Plans get thumbs-up for easing worries about medical bills

Plans get thumbs-up for easing worries about medical bills

POLITICIANS, health experts and financial planners voiced support for the proposed MediShield Life scheme yesterday, saying it will ease Singaporeans' worries about large health-care bills.

Many said they particularly liked the proposal to do away with the lifetime claim limit of $300,000.

"The removal of the lifetime claim limit would really benefit those who are getting sicker at a younger age," said Madam Halimah Yacob, chair of the PAP Seniors' Group Committee. She called it a "timely measure" given that people are living longer.

Dr Paul Tambyah, president of the Society of Infectious Diseases, agreed. "This will benefit individuals who have severe congenital chronic diseases... who need thousands of dollars worth of treatment every month," he said.

Dr Chia Shi-Lu, chair of the Government Parliamentary Committee for Health, liked the scheme's inclusion of people with pre-existing illnesses who previously could not be insured or had to pay huge premiums.

Under the proposals, people with pre-existing conditions will have to pay premiums of an additional 30 per cent for 10 years to reflect their higher risks.

Said Dr Chia: "The increase seems fair, considering that these patients would normally otherwise be uninsurable."

The Government, he noted, will bear most of the cost of insuring them without "passing on the burden to the rest of the pool". The new scheme would result in "peace of mind for patients and less out-of-pocket expenses", he added.

Financial planners hailed the MediShield Life for decreasing the financial burden of hospital bills on Singaporeans, especially since it will not result in an unaffordable increase in premiums.

But financial advisory firm SingCapital's chief Alfred Chia noted the scheme is still new and further changes could be in the offing. "Going forward, we need to monitor how many people claim and see how premiums will further be adjusted," he said.

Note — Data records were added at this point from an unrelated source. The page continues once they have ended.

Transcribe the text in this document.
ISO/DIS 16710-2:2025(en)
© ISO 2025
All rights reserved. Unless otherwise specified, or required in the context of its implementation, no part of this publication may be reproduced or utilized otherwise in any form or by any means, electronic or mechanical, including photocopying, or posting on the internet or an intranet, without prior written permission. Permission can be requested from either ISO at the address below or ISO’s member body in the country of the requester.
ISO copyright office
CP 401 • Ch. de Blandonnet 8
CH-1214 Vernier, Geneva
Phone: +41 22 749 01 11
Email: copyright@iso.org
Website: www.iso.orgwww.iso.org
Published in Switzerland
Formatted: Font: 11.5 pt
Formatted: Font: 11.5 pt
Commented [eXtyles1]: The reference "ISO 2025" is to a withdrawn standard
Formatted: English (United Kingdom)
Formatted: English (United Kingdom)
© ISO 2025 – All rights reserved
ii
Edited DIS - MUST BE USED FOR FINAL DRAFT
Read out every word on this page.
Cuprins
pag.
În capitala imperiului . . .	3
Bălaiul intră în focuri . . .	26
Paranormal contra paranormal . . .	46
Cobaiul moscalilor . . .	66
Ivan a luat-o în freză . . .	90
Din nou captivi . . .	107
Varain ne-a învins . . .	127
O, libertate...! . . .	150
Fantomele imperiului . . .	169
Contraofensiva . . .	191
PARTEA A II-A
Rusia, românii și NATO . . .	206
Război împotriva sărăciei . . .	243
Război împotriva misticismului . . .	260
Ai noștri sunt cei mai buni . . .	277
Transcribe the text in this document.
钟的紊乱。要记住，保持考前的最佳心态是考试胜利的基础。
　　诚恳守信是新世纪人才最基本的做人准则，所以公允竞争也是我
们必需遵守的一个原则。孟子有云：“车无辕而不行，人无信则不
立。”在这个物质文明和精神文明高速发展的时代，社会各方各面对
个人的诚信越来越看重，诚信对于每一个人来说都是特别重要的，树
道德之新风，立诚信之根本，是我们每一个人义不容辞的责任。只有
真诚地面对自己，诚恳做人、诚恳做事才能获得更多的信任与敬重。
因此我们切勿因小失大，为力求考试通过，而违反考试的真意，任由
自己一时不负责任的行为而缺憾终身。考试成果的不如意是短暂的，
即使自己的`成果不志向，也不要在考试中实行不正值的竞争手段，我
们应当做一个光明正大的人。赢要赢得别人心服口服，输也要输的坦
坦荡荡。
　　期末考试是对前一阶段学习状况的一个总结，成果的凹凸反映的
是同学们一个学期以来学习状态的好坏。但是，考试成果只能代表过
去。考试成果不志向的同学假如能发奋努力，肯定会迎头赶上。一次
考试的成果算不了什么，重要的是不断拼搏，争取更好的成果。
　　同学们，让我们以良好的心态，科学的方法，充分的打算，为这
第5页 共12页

Health economist Phua Kai Hong suggested more regulatory mechanisms on health-care providers to ensure higher claims ceilings are not abused.

"We have to take care that money does not go down the drain on treatments that we do not need," he said.

Madam Halimah urged the Government to consider a tiered withdrawal scheme for Medisave.

She suggested that older Singaporeans, depending on their age, be allowed to withdraw more funds for outpatient treatment than their younger counterparts.

Currently, the limits on withdrawals are the same for all ages.

"Some seniors said that they wanted greater flexibility for more claims as they were earning very little and a lot of money was tied up in their Medisave," she said.

Dr Tambyah wondered if the deductible amount that patients have to bear - the first $1,500 to $3,000 of hospital bills accumulated within a year - could be reduced further.

"The deductible should be cut to reduce the burden of the older generation, some of whom may have many smaller bills, which are nonetheless significant to them," he said.

In a statement, the Workers' Party said it welcomed the MediShield Life Review Committee's recommendations, but added that "many" of the proposals were articulated by the party's members in Parliament as well as by many Singaporeans over the years.

They include adjusting co-payments and claim limits to ease health-care costs, and permanent premium subsidies for vulnerable groups. "We will further study the details of the committee's recommendations and respond when Parliament debates these changes," said the party.